InterSystems updates Cache database

30.10.2006
InterSystems Corp. hopes that Cache 2007, the newest version of its object-relational database, will help the Cambridge, Mass.-based company break out of the health care niche it now dominates.

The update to Cache, first introduced in 1997 during the peak of the craze for object-oriented databases, includes new features aimed at Web and Java developers. Cache 2007 is slated to be formally unveiled next week.

One, called Zen, is an Asynchronous JavaScript and XML (AJAX) framework to enable the creation of data-intensive Web applications. It includes dozens of prebuilt components and allows the rapid creation of other components by extending existing ones, said Paul Grabscheid, vice president of strategic planning. "We get rid of the tedium of working with XML," he said.

Dana Gardner, an analyst at Gilford, N.H.-based Interarbor Solutions LLC, said Zen "provides a shared-objects benefit for server and client that balances the chattiness of AJAX apps with performance demands on the server."
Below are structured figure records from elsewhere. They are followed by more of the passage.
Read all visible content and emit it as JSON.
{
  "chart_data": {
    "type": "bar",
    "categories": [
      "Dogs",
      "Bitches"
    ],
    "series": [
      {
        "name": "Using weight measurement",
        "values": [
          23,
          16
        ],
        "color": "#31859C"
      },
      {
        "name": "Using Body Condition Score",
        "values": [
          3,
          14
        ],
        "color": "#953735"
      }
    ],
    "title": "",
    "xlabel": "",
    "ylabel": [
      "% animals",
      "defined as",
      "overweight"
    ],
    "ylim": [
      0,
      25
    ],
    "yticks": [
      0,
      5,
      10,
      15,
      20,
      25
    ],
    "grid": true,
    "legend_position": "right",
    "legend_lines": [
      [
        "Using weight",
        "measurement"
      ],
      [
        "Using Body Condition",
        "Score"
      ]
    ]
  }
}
Jim Klein, chief technology officer of QuadraMed Corp., a Reston, Va.-based health care software supplier, figures Zen will allow his 200 developers to work between 20 percent and 40 percent faster. "Zen will allow my developers to tackle things we wouldn't have wanted to tackle before," he said.

InterSystems said there are 100,000 licensed Cache databases today. The company, which expects to book $200 million in revenue this year, with 80 percent of that amount coming from health care customers, 10 percent from financial institutions, and 10 percent from other firms.
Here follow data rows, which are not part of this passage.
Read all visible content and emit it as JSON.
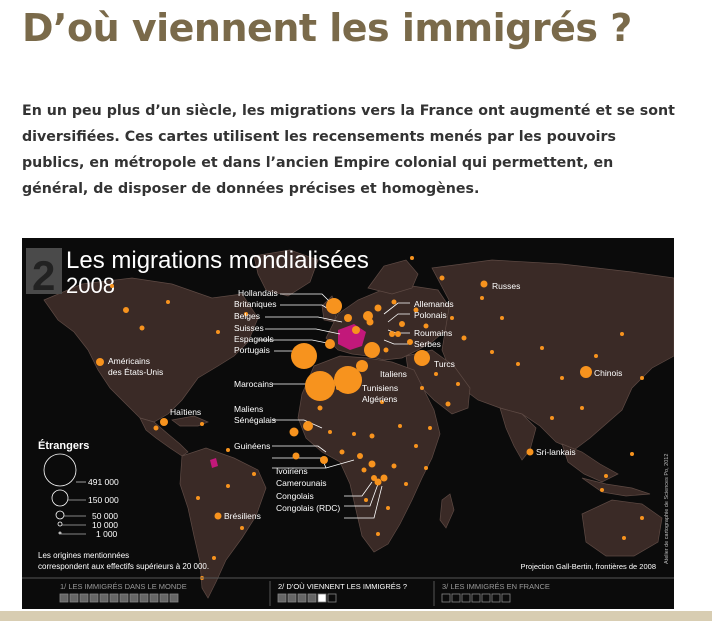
{
  "page_title": "D’où viennent les immigrés ?",
  "intro_text": "En un peu plus d’un siècle, les migrations vers la France ont augmenté et se sont diversifiées. Ces cartes utilisent les recensements menés par les pouvoirs publics, en métropole et dans l’ancien Empire colonial qui permettent, en général, de disposer de données précises et homogènes.",
  "map": {
    "number": "2",
    "title": "Les migrations mondialisées",
    "year": "2008",
    "legend": {
      "title": "Étrangers",
      "values": [
        "491 000",
        "150 000",
        "50 000",
        "10 000",
        "1 000"
      ],
      "note_line1": "Les origines mentionnées",
      "note_line2": "correspondent aux effectifs supérieurs à 20 000."
    },
    "projection": "Projection Gall-Bertin, frontières de 2008",
    "credit": "Atelier de cartographie de Sciences Po, 2012",
    "labels": {
      "hollandais": "Hollandais",
      "britaniques": "Britaniques",
      "belges": "Belges",
      "suisses": "Suisses",
      "espagnols": "Espagnols",
      "portugais": "Portugais",
      "allemands": "Allemands",
      "polonais": "Polonais",
      "roumains": "Roumains",
      "serbes": "Serbes",
      "turcs": "Turcs",
      "italiens": "Italiens",
      "russes": "Russes",
      "chinois": "Chinois",
      "americains1": "Américains",
      "americains2": "des États-Unis",
      "haitiens": "Haïtiens",
      "marocains": "Marocains",
      "tunisiens": "Tunisiens",
      "algeriens": "Algériens",
      "maliens": "Maliens",
      "senegalais": "Sénégalais",
      "guineens": "Guinéens",
      "ivoiriens": "Ivoiriens",
      "camerounais": "Camerounais",
      "congolais": "Congolais",
      "congolais_rdc": "Congolais (RDC)",
      "srilankais": "Sri-lankais",
      "bresiliens": "Brésiliens"
    },
    "nav": {
      "items": [
        {
          "label": "1/ LES IMMIGRÉS DANS LE MONDE",
          "active": false
        },
        {
          "label": "2/ D’OÙ VIENNENT LES IMMIGRÉS ?",
          "active": true
        },
        {
          "label": "3/ LES IMMIGRÉS EN FRANCE",
          "active": false
        }
      ]
    },
    "colors": {
      "background": "#0b0b0b",
      "land": "#3a2a26",
      "border": "#5e4a44",
      "bubble": "#f7931e",
      "france": "#c2187a",
      "header_box": "#4a4a4a"
    }
  }
}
More than 100 of QuadraMed's hospital clients run Cache as part of the QuadraMed platform. The U.S. Department of Veterans Affairs, the U.S. Department of Defense's health affairs group, and all of the hospitals ranked in the top 10 in the U.S. by U.S. News and World Report also use Cache, according to InterSystems.
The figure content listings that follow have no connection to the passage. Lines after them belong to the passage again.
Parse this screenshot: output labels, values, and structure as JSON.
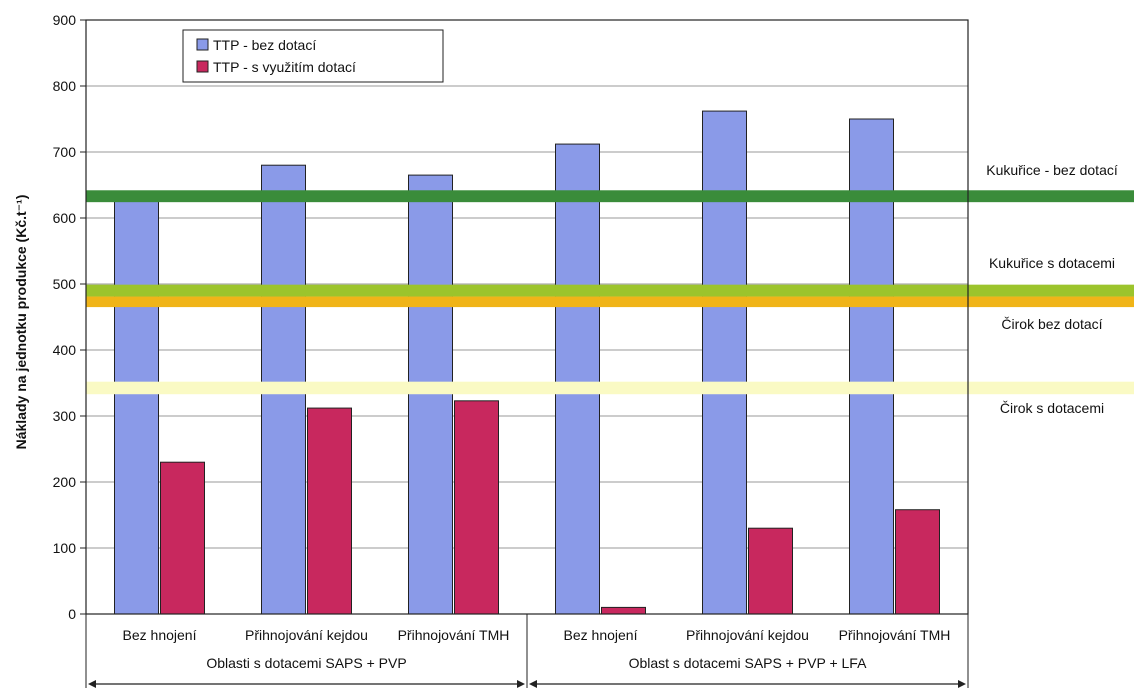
{
  "chart_data": {
    "type": "bar",
    "title": "",
    "xlabel": "",
    "ylabel": "Náklady na jednotku produkce (Kč.t⁻¹)",
    "ylim": [
      0,
      900
    ],
    "yticks": [
      0,
      100,
      200,
      300,
      400,
      500,
      600,
      700,
      800,
      900
    ],
    "grid": true,
    "legend_position": "top-left",
    "categories": [
      "Bez hnojení",
      "Přihnojování kejdou",
      "Přihnojování TMH",
      "Bez hnojení",
      "Přihnojování kejdou",
      "Přihnojování TMH"
    ],
    "groups": [
      {
        "label": "Oblasti s dotacemi SAPS + PVP",
        "categories": [
          0,
          1,
          2
        ]
      },
      {
        "label": "Oblast s dotacemi SAPS + PVP + LFA",
        "categories": [
          3,
          4,
          5
        ]
      }
    ],
    "series": [
      {
        "name": "TTP - bez dotací",
        "color": "#8a9ae8",
        "values": [
          625,
          680,
          665,
          712,
          762,
          750
        ]
      },
      {
        "name": "TTP -  s využitím dotací",
        "color": "#c8285e",
        "values": [
          230,
          312,
          323,
          10,
          130,
          158
        ]
      }
    ],
    "reference_bands": [
      {
        "label": "Kukuřice - bez dotací",
        "color": "#3a8c3a",
        "low": 624,
        "high": 642
      },
      {
        "label": "Kukuřice s dotacemi",
        "color": "#9cc42c",
        "low": 481,
        "high": 499
      },
      {
        "label": "Čirok bez dotací",
        "color": "#f0b418",
        "low": 465,
        "high": 481
      },
      {
        "label": "Čirok s dotacemi",
        "color": "#fafac4",
        "low": 333,
        "high": 352
      }
    ]
  }
}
Steve Garone, an analyst affiliated with Rye Brook, N.Y.-based Ideas International Inc., said InterSystem's disproportionate success in health care stems from the industry's demand for "the ability to store and efficiently access large amounts of varied information and data types quickly, tasks for which Cache is designed to support." Garone added that "given the growth in information and compliance requirements in [health care and financial services], this is not a bad position for Intersystems to be in."

But InterSystems is hoping to also woo more people like Don Oldham, CEO of Digital Technology International Inc. (DTI), a US$35 million-a-year developer of software for the newspaper industry. Zen "is the simplest AJAX we've ever seen," he said. "We're fond of Adobe, and so we looked long and hard at Flex. But it's still a traditional middleware approach, which we think is cumbersome and slow to develop in."

DTI is switching all 260 of its newspaper clients over from Sybase Inc.'s Adaptive Server Enterprise to Cache, which Oldham said should boost runtime performance about tenfold.

Another new tool, Jalapeno, lets Java developers quickly create objects that persist in the database by eliminating the usual object-relational mapping layer, Grabscheid said. He said Jalapeno "relieves the developer of the worry of how the data is going to be stored. Developers should therefore enjoy a higher level of efficiency because they can use tools with which they are familiar."

Curt Monash, an independent research analyst in Acton, Mass., said that Cache's "advantages are, in most markets, nice to have, not must-haves."

"In health care, there is a greater need to build or buy applications from scratch. If you're going that route, Cache is an attractive option," Monash said. But even with Cache's latest updates, he said, "I expect their customer profile to remain fairly similar, which is somewhat less broad than it deserves to be."